Последнее поразило Привалова: оглянувшись на свое прошлое, он должен был сознаться, что еще не начинал даже жить в том смысле, как это понимала Марья Степановна. Сначала занятий в университете, а затем лет семь ушло как-то между рук, – в хлопотах по наследству, в томительном однообразии разных сроков, справок, деловых визитов, в шатании по канцеляриям и департаментам. Жизнь оставалась еще впереди, для нее откладывалось время год за годом, а между тем приходилось уже вычеркивать из этой жизни целых тридцать лет. Прямой вопрос Марьи Степановны, подсказанный ей женским инстинктом, поставил Привалова в неловкое положение, из которого ему было довольно трудно выпутаться; Марья Степановна могла истолковать его молчание о своем прошлом в каком-нибудь дурном смысле. Пришлось рассказывать об университете, о профессорах, о столичных удовольствиях.
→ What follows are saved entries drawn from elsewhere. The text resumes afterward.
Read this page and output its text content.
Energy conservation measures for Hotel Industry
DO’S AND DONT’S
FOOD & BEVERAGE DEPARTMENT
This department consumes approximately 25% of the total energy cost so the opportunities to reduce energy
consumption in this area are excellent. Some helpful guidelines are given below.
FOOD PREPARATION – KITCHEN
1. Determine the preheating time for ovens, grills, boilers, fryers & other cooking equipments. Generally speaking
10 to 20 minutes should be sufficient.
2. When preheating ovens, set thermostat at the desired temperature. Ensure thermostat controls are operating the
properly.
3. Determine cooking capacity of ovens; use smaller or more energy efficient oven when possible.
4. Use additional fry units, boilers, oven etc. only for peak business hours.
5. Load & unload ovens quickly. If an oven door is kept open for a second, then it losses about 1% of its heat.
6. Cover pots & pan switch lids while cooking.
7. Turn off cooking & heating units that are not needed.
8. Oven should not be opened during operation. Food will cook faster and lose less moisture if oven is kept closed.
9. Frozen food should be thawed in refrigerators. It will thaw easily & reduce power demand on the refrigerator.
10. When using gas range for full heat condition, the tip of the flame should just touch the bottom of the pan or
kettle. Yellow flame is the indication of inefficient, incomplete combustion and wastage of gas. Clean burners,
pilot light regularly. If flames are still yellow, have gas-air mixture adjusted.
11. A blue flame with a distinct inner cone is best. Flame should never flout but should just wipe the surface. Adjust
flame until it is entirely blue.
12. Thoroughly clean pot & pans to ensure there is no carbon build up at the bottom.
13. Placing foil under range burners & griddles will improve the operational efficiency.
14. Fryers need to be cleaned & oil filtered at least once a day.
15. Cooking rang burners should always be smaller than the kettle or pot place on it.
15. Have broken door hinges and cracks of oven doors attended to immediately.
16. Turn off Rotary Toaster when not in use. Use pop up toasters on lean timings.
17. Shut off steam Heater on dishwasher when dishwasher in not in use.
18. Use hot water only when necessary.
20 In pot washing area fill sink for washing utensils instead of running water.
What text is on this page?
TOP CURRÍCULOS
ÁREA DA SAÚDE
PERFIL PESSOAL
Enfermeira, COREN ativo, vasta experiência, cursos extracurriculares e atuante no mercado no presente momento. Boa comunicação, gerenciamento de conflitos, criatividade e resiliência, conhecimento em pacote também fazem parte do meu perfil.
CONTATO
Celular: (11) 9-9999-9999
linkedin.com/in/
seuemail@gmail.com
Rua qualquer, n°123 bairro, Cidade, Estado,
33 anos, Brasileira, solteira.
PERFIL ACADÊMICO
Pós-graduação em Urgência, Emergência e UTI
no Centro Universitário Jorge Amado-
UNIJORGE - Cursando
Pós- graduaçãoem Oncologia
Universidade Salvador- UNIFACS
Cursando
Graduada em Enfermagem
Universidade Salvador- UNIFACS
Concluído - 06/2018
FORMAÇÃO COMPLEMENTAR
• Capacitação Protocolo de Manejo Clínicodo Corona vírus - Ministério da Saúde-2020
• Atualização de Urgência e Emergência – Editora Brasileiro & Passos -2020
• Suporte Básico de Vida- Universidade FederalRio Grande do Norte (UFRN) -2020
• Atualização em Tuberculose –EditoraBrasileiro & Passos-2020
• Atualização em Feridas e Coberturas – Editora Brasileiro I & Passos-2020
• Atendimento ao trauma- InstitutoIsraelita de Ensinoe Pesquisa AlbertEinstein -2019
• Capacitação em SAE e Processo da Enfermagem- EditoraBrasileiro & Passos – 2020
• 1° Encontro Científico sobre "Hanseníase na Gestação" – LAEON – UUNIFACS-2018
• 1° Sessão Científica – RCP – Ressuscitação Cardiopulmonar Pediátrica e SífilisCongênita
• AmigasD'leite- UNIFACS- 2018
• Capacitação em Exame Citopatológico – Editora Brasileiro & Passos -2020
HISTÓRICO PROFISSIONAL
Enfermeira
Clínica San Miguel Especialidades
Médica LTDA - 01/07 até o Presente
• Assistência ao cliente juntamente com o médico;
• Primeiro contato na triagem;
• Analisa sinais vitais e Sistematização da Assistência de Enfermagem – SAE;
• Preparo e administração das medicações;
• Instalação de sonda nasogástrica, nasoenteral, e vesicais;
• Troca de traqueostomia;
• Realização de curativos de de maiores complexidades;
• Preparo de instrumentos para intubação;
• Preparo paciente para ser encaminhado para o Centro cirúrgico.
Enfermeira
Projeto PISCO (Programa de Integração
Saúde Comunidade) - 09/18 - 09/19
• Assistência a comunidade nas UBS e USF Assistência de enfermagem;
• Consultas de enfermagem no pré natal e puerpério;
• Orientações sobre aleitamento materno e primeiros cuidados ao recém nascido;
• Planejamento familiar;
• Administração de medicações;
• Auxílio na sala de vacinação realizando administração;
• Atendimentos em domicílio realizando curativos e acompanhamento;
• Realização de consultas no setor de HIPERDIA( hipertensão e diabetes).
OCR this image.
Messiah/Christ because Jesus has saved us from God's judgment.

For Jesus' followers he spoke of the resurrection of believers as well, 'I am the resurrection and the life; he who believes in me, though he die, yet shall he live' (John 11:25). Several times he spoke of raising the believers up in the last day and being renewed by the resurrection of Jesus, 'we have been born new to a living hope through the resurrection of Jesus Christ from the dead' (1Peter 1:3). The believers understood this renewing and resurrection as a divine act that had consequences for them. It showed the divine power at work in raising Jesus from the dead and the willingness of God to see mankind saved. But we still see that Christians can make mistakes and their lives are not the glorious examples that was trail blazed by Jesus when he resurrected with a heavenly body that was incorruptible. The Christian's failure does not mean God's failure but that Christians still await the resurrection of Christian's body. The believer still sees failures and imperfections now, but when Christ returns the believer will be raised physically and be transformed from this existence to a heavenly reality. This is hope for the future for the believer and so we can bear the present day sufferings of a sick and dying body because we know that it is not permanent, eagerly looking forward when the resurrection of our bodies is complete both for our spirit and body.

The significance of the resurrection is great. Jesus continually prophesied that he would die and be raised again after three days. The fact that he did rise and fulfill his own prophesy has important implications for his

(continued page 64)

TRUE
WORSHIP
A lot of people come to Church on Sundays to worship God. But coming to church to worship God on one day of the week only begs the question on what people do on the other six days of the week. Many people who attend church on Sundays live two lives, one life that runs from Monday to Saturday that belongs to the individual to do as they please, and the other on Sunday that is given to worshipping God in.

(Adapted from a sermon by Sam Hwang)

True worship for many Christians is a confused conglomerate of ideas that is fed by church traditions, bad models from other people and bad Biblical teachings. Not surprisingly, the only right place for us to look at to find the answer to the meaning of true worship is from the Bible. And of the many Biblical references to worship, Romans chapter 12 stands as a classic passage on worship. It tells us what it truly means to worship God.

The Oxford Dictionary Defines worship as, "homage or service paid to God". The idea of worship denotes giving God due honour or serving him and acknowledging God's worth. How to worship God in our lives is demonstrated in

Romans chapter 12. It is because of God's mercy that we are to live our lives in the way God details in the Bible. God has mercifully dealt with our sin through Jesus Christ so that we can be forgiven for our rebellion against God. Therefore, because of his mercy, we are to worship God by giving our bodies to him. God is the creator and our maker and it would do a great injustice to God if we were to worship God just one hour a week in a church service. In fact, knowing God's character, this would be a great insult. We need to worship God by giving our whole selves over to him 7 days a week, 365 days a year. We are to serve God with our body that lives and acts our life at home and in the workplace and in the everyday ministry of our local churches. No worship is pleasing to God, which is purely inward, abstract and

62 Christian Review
«Ну, а как там эти штучки разные?..» – весело думал Виктор Васильич, уносясь в сферу столичных развеселых мест.

VIII

Вечером этого многознаменательного дня в кабинете Василья Назарыча происходила такая сцена. Сам старик полулежал на свеем диване и был бледнее обыкновенного. На низенькой деревянной скамеечке, на которую Бахарев обыкновенно ставил свою больную ногу, теперь сидела Надежда Васильевна с разгоревшимся лицом и с блестящими глазами.

вернуться

8

серебристо-серый (франц.).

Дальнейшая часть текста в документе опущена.